Emma Brown
- Education:: Colby College, (BA)
- Occupation:: American Political Advisor and Advocate
- Known For:: Democratic Campaign Manager, Executive Director of GIFFORDS
- Awards:: TIME100 Next

= Emma Brown (political advisor) =

American political advisor and advocate

Emma Brown is an American political advisor and advocate. She is the current executive director of GIFFORDS, an advocacy and research organization founded by Gabby Giffords that focuses on preventing gun violence in the United States. She managed U.S. Senator Mark Kelly’s successful 2022 reelection campaign.

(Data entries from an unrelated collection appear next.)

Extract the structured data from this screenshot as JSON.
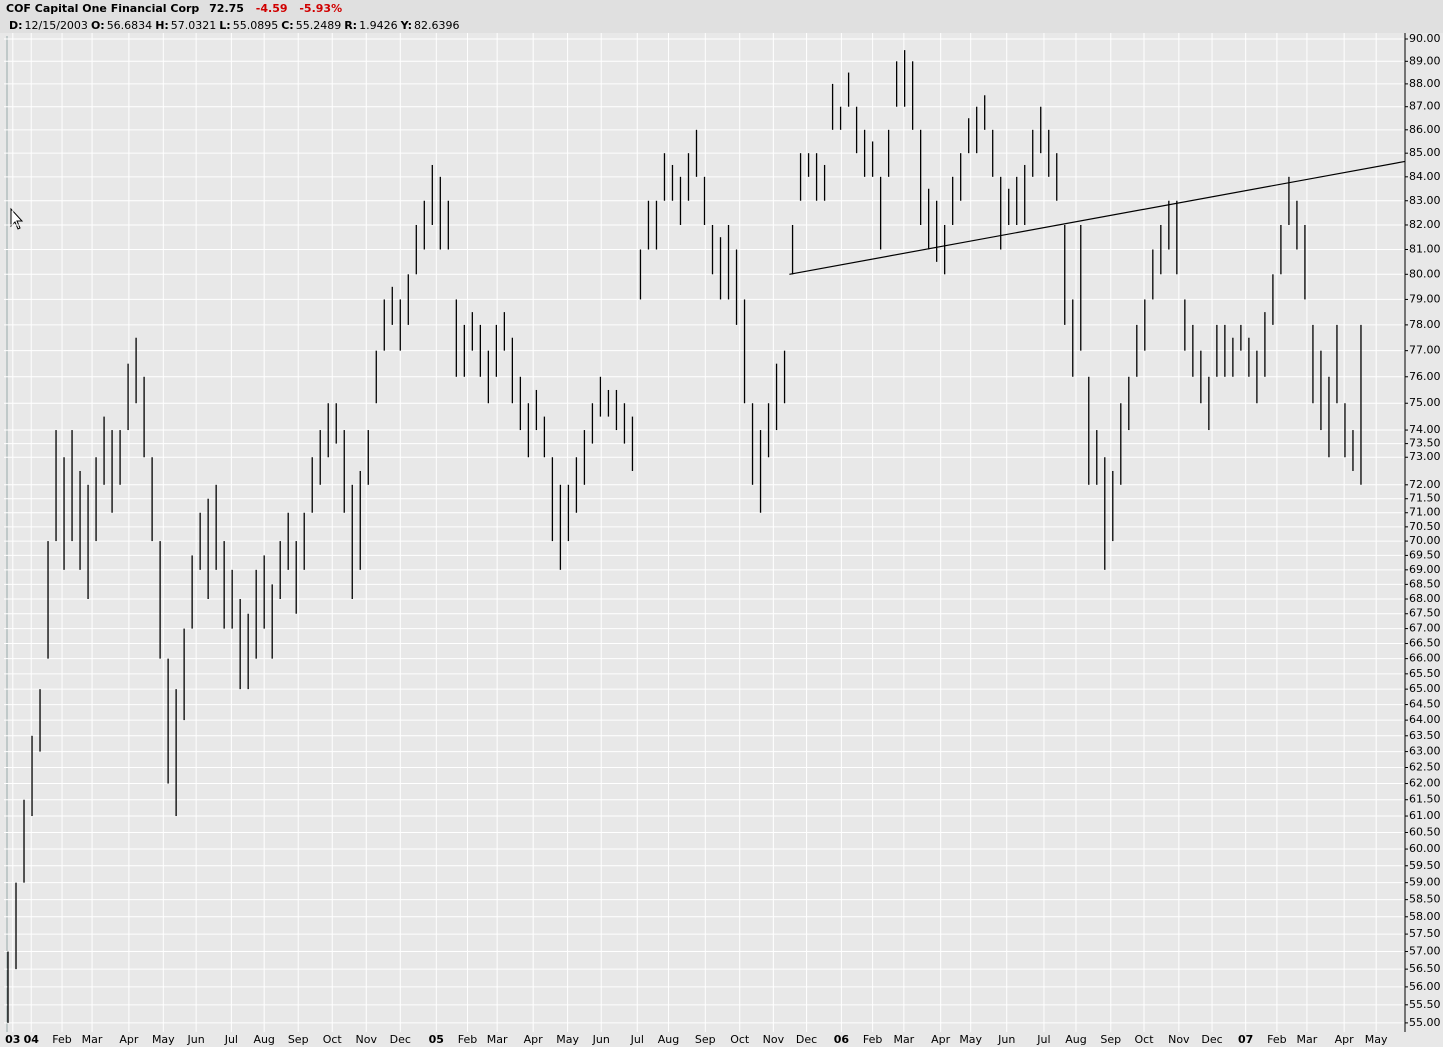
{
  "header": {
    "symbol": "COF",
    "name": "Capital One Financial Corp",
    "last": "72.75",
    "change": "-4.59",
    "change_pct": "-5.93%",
    "info": [
      {
        "key": "D:",
        "val": "12/15/2003"
      },
      {
        "key": "O:",
        "val": "56.6834"
      },
      {
        "key": "H:",
        "val": "57.0321"
      },
      {
        "key": "L:",
        "val": "55.0895"
      },
      {
        "key": "C:",
        "val": "55.2489"
      },
      {
        "key": "R:",
        "val": "1.9426"
      },
      {
        "key": "Y:",
        "val": "82.6396"
      }
    ]
  },
  "chart_data": {
    "type": "range-bar",
    "color": "#000000",
    "grid": true,
    "log_scale": true,
    "xlim": [
      -0.5,
      174.5
    ],
    "ylim": [
      54.75,
      90.27
    ],
    "highs": [
      57,
      59,
      61.5,
      63.5,
      65,
      70,
      74,
      73,
      74,
      72.5,
      72,
      73,
      74.5,
      74,
      74,
      76.5,
      77.5,
      76,
      73,
      70,
      66,
      65,
      67,
      69.5,
      71,
      71.5,
      72,
      70,
      69,
      68,
      67.5,
      69,
      69.5,
      68.5,
      70,
      71,
      70,
      71,
      73,
      74,
      75,
      75,
      74,
      72,
      72.5,
      74,
      77,
      79,
      79.5,
      79,
      80,
      82,
      83,
      84.5,
      84,
      83,
      79,
      78,
      78.5,
      78,
      77,
      78,
      78.5,
      77.5,
      76,
      75,
      75.5,
      74.5,
      73,
      72,
      72,
      73,
      74,
      75,
      76,
      75.5,
      75.5,
      75,
      74.5,
      81,
      83,
      83,
      85,
      84.5,
      84,
      85,
      86,
      84,
      82,
      81.5,
      82,
      81,
      79,
      75,
      74,
      75,
      76.5,
      77,
      82,
      85,
      85,
      85,
      84.5,
      88,
      87,
      88.5,
      87,
      86,
      85.5,
      84,
      86,
      89,
      89.5,
      89,
      86,
      83.5,
      83,
      82,
      84,
      85,
      86.5,
      87,
      87.5,
      86,
      84,
      83.5,
      84,
      84.5,
      86,
      87,
      86,
      85,
      82,
      79,
      82,
      76,
      74,
      73,
      72.5,
      75,
      76,
      78,
      79,
      81,
      82,
      83,
      83,
      79,
      78,
      77,
      76,
      78,
      78,
      77.5,
      78,
      77.5,
      77,
      78.5,
      80,
      82,
      84,
      83,
      82,
      78,
      77,
      76,
      78,
      75,
      74,
      78
    ],
    "lows": [
      55,
      56.5,
      59,
      61,
      63,
      66,
      70,
      69,
      70,
      69,
      68,
      70,
      72,
      71,
      72,
      74,
      75,
      73,
      70,
      66,
      62,
      61,
      64,
      67,
      69,
      68,
      69,
      67,
      67,
      65,
      65,
      66,
      67,
      66,
      68,
      69,
      67.5,
      69,
      71,
      72,
      73,
      73.5,
      71,
      68,
      69,
      72,
      75,
      77,
      78,
      77,
      78,
      80,
      81,
      82,
      81,
      81,
      76,
      76,
      77,
      76,
      75,
      76,
      77,
      75,
      74,
      73,
      74,
      73,
      70,
      69,
      70,
      71,
      72,
      73.5,
      74.5,
      74.5,
      74,
      73.5,
      72.5,
      79,
      81,
      81,
      83,
      83,
      82,
      83,
      84,
      82,
      80,
      79,
      79,
      78,
      75,
      72,
      71,
      73,
      74,
      75,
      80,
      83,
      84,
      83,
      83,
      86,
      86,
      87,
      85,
      84,
      84,
      81,
      84,
      87,
      87,
      86,
      82,
      81,
      80.5,
      80,
      82,
      83,
      85,
      85,
      86,
      84,
      81,
      82,
      82,
      82,
      84,
      85,
      84,
      83,
      78,
      76,
      77,
      72,
      72,
      69,
      70,
      72,
      74,
      76,
      77,
      79,
      80,
      81,
      80,
      77,
      76,
      75,
      74,
      76,
      76,
      76,
      77,
      76,
      75,
      76,
      78,
      80,
      82,
      81,
      79,
      75,
      74,
      73,
      75,
      73,
      72.5,
      72
    ],
    "xticks": [
      {
        "value": 0.6,
        "label": "03"
      },
      {
        "value": 2.9,
        "label": "04"
      },
      {
        "value": 6.75,
        "label": "Feb"
      },
      {
        "value": 10.5,
        "label": "Mar"
      },
      {
        "value": 15.1,
        "label": "Apr"
      },
      {
        "value": 19.4,
        "label": "May"
      },
      {
        "value": 23.5,
        "label": "Jun"
      },
      {
        "value": 27.9,
        "label": "Jul"
      },
      {
        "value": 32,
        "label": "Aug"
      },
      {
        "value": 36.25,
        "label": "Sep"
      },
      {
        "value": 40.5,
        "label": "Oct"
      },
      {
        "value": 44.75,
        "label": "Nov"
      },
      {
        "value": 49,
        "label": "Dec"
      },
      {
        "value": 53.5,
        "label": "05"
      },
      {
        "value": 57.4,
        "label": "Feb"
      },
      {
        "value": 61.1,
        "label": "Mar"
      },
      {
        "value": 65.6,
        "label": "Apr"
      },
      {
        "value": 69.9,
        "label": "May"
      },
      {
        "value": 74.1,
        "label": "Jun"
      },
      {
        "value": 78.6,
        "label": "Jul"
      },
      {
        "value": 82.5,
        "label": "Aug"
      },
      {
        "value": 87.1,
        "label": "Sep"
      },
      {
        "value": 91.4,
        "label": "Oct"
      },
      {
        "value": 95.6,
        "label": "Nov"
      },
      {
        "value": 99.75,
        "label": "Dec"
      },
      {
        "value": 104.1,
        "label": "06"
      },
      {
        "value": 108,
        "label": "Feb"
      },
      {
        "value": 111.9,
        "label": "Mar"
      },
      {
        "value": 116.5,
        "label": "Apr"
      },
      {
        "value": 120.25,
        "label": "May"
      },
      {
        "value": 124.75,
        "label": "Jun"
      },
      {
        "value": 129.4,
        "label": "Jul"
      },
      {
        "value": 133.4,
        "label": "Aug"
      },
      {
        "value": 137.75,
        "label": "Sep"
      },
      {
        "value": 141.9,
        "label": "Oct"
      },
      {
        "value": 146.25,
        "label": "Nov"
      },
      {
        "value": 150.4,
        "label": "Dec"
      },
      {
        "value": 154.6,
        "label": "07"
      },
      {
        "value": 158.5,
        "label": "Feb"
      },
      {
        "value": 162.25,
        "label": "Mar"
      },
      {
        "value": 166.9,
        "label": "Apr"
      },
      {
        "value": 170.9,
        "label": "May"
      }
    ],
    "yticks": [
      {
        "value": 90,
        "label": "90.00"
      },
      {
        "value": 89,
        "label": "89.00"
      },
      {
        "value": 88,
        "label": "88.00"
      },
      {
        "value": 87,
        "label": "87.00"
      },
      {
        "value": 86,
        "label": "86.00"
      },
      {
        "value": 85,
        "label": "85.00"
      },
      {
        "value": 84,
        "label": "84.00"
      },
      {
        "value": 83,
        "label": "83.00"
      },
      {
        "value": 82,
        "label": "82.00"
      },
      {
        "value": 81,
        "label": "81.00"
      },
      {
        "value": 80,
        "label": "80.00"
      },
      {
        "value": 79,
        "label": "79.00"
      },
      {
        "value": 78,
        "label": "78.00"
      },
      {
        "value": 77,
        "label": "77.00"
      },
      {
        "value": 76,
        "label": "76.00"
      },
      {
        "value": 75,
        "label": "75.00"
      },
      {
        "value": 74,
        "label": "74.00"
      },
      {
        "value": 73.5,
        "label": "73.50"
      },
      {
        "value": 73,
        "label": "73.00"
      },
      {
        "value": 72,
        "label": "72.00"
      },
      {
        "value": 71.5,
        "label": "71.50"
      },
      {
        "value": 71,
        "label": "71.00"
      },
      {
        "value": 70.5,
        "label": "70.50"
      },
      {
        "value": 70,
        "label": "70.00"
      },
      {
        "value": 69.5,
        "label": "69.50"
      },
      {
        "value": 69,
        "label": "69.00"
      },
      {
        "value": 68.5,
        "label": "68.50"
      },
      {
        "value": 68,
        "label": "68.00"
      },
      {
        "value": 67.5,
        "label": "67.50"
      },
      {
        "value": 67,
        "label": "67.00"
      },
      {
        "value": 66.5,
        "label": "66.50"
      },
      {
        "value": 66,
        "label": "66.00"
      },
      {
        "value": 65.5,
        "label": "65.50"
      },
      {
        "value": 65,
        "label": "65.00"
      },
      {
        "value": 64.5,
        "label": "64.50"
      },
      {
        "value": 64,
        "label": "64.00"
      },
      {
        "value": 63.5,
        "label": "63.50"
      },
      {
        "value": 63,
        "label": "63.00"
      },
      {
        "value": 62.5,
        "label": "62.50"
      },
      {
        "value": 62,
        "label": "62.00"
      },
      {
        "value": 61.5,
        "label": "61.50"
      },
      {
        "value": 61,
        "label": "61.00"
      },
      {
        "value": 60.5,
        "label": "60.50"
      },
      {
        "value": 60,
        "label": "60.00"
      },
      {
        "value": 59.5,
        "label": "59.50"
      },
      {
        "value": 59,
        "label": "59.00"
      },
      {
        "value": 58.5,
        "label": "58.50"
      },
      {
        "value": 58,
        "label": "58.00"
      },
      {
        "value": 57.5,
        "label": "57.50"
      },
      {
        "value": 57,
        "label": "57.00"
      },
      {
        "value": 56.5,
        "label": "56.50"
      },
      {
        "value": 56,
        "label": "56.00"
      },
      {
        "value": 55.5,
        "label": "55.50"
      },
      {
        "value": 55,
        "label": "55.00"
      }
    ],
    "trendline": {
      "x": [
        97.6,
        174.5
      ],
      "values": [
        80,
        84.65
      ]
    }
  }
}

== Early life and education ==
Brown was raised in Alexandria, Virginia. She graduated from Colby College in 2016 with a degree in Government and English.

== Career ==
Brown began her career organizing in Ohio for former Secretary of State Hillary Clinton’s 2016 presidential campaign. She has cited President Donald Trump’s Republican presidential nomination victory in 2016 as motivating her entry into politics.

In 2017, Brown worked as campaign manager for former Virginia State Delegate Wendy Gooditis’s first bid for office against three-term incumbent Republican Randy Minchew. Gooditis won the race, for which Brown was named the 2018 “State Campaign Manager of the Year” by the American Association of Political Consultants. In 2018, Brown served as campaign manager for Democrat Betsy Londrigan’s campaign for the U.S. House in Illinois’s 13th Congressional District. Londrigan was narrowly defeated in the general election by incumbent Rodney Davis.In 2020, Brown served as deputy campaign manager for former astronaut Mark Kelly, who successfully ran against Martha McSally in a special election for the late Arizona Senator John McCain’s seat. She also served as the coordinated campaign director for Joe Biden’s presidential campaign in Arizona, which won the state by 10,457 votes.
In 2022, Brown served as campaign manager for Mark Kelly’s campaign for a full Senate term against Republican venture capitalist Blake Masters. The campaign raised over $100 million and resulted in Kelly's reelection.

In 2024, Brown became the executive director of GIFFORDS, the nonprofit gun violence prevention advocacy organization founded by U.S. Representative Gabrielle Giffords. In this role, she oversees organizational strategy, advocacy campaigns, and political outreach efforts aimed at reducing gun violence in the United States.

In 2024, Brown was named to Time Magazine’s “Time100 Next” list of emerging leaders across the globe. Senator Mark Kelly wrote the entry in support of Brown.

In 2026, Brown was recognized on the American Association of Political Consultants’ 40 Under 40 list.